Hacker News new | ask | show | jobs
by dragontamer 2755 days ago
Okay, manual loop unrolling definitely helps, but the programmer MUST be aware of dependency chains and ILP. The compiler cannot make the decision, at least not without a pragma or maybe an autovectorization engine.

At least, I haven't seen todays (2018) compilers cut dependency chains on without a #pragma omp reduce, or other assistance from the programmer.

I've unrolled loops myself to good sucess. But it isn't as easy as some people think it is.

Without knowing about dependency chains or ILP, small loops are often best left in smaller compact form. You leverage the branch predictor and minimize uop cache usage. I'd argue the typical program benefits from compact loops more.

2 comments

You are right, the vast majority of loops should be left without unrolling. In fact, the majority of code should be compiled for size, not for speed. For a typical application you probably have 99% of the code not being very performance sensitive, and the remaining 1% is where the time is spent. Still, people regularly compile for speed to good effect, because it's so important to compile that 1% for speed that you are better off just compiling everything that way if you aren't able/willing to profile and figure what code falls in the 1%.

That's nothing specific to unrolling though: it applies to all optimizations which trade off size and speed.

About dependency chains and ILP: of course the compiler is in the perfect places to be aware of all of this. They have detailed machine models updated carefully as new CPUs come out (in fact, some of the earliest details about new CPU models often comes from compiler commits from insiders where hardware details are necessarily leaked).

A compiler could certainly statically analyze a loop using an approach similar to Intel IACA or OASCA [1], and then unroll the loop a few times and run the analysis again and see if it improves. So it doesn't need any kind of sophisticated analysis, just try-and-measure. Of course, compilers don't actually work like this. One of reasons it is not so easy is that optimizations is done in layers, against a machine independent IR, and you might not be able to carefully evaluate the impact of unrolling until some later time, possibly as late the machine-dependent instruction emission.
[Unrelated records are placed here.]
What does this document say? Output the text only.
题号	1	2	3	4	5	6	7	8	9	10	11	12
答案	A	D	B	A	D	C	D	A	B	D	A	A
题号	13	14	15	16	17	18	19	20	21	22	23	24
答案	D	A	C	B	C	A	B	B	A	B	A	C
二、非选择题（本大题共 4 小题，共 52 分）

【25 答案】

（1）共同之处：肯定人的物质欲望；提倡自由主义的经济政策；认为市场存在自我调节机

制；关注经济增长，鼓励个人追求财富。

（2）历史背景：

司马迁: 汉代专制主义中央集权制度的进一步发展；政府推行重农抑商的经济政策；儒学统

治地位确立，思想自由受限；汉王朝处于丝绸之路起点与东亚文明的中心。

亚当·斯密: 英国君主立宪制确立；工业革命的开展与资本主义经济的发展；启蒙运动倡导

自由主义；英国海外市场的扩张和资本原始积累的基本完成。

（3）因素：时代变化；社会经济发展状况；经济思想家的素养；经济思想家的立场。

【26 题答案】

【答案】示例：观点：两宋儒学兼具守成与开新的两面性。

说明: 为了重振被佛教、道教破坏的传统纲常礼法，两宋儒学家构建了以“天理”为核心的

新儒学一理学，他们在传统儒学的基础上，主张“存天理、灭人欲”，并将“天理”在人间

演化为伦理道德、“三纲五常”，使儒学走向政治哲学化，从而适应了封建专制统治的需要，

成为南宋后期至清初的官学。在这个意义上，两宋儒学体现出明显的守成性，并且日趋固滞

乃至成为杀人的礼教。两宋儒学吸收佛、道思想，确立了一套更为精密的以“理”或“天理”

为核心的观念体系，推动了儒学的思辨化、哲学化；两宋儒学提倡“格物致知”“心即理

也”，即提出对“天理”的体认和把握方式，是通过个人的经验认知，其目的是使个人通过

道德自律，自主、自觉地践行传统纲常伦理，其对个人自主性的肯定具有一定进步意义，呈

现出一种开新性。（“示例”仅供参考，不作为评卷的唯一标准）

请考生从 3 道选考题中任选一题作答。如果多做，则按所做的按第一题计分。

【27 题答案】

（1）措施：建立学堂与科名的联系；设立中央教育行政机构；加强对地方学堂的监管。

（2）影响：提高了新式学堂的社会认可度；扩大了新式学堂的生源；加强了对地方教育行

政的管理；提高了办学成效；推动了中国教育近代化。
This issue is pervasive across many compiler optimizations, and leads to many cases where a compiler generates bad code where a human wouldn't.

---

[1] https://github.com/RRZE-HPC/OSACA

I had to give it some thought.

Integer-based code probably can (theoretically) be optimized by a good enough compiler I haven't thought of all overflow / underflow conditions, but most "normal" code, consisting of adds, subtracts, and AND/OR/XORs, probably can be broken up as needed by the compiler.

But floating-point code MUST execute in precisely the order that the programmer specifies. In general, (A+B)+C does NOT equal A + (B+C) for floats.

For integer-code, divison is definitely order-specific, while multiplication might be order-specific in overflow conditions (I haven't 100% thought this through yet...). But in any case, the compiler can probably split up operations to take advantage of ILP as long as the results output the same bits.

Which isn't true for some operations (ie: floating point add)

--------

In any case, the "#pragma omp reduce" gives the compiler assurance from the programmer that the ordering does not matter. I think that's why something like that could benefit from parallelism a bit better.

Just run benchmarks with -fno-unroll-loops and see what damage it does to performance.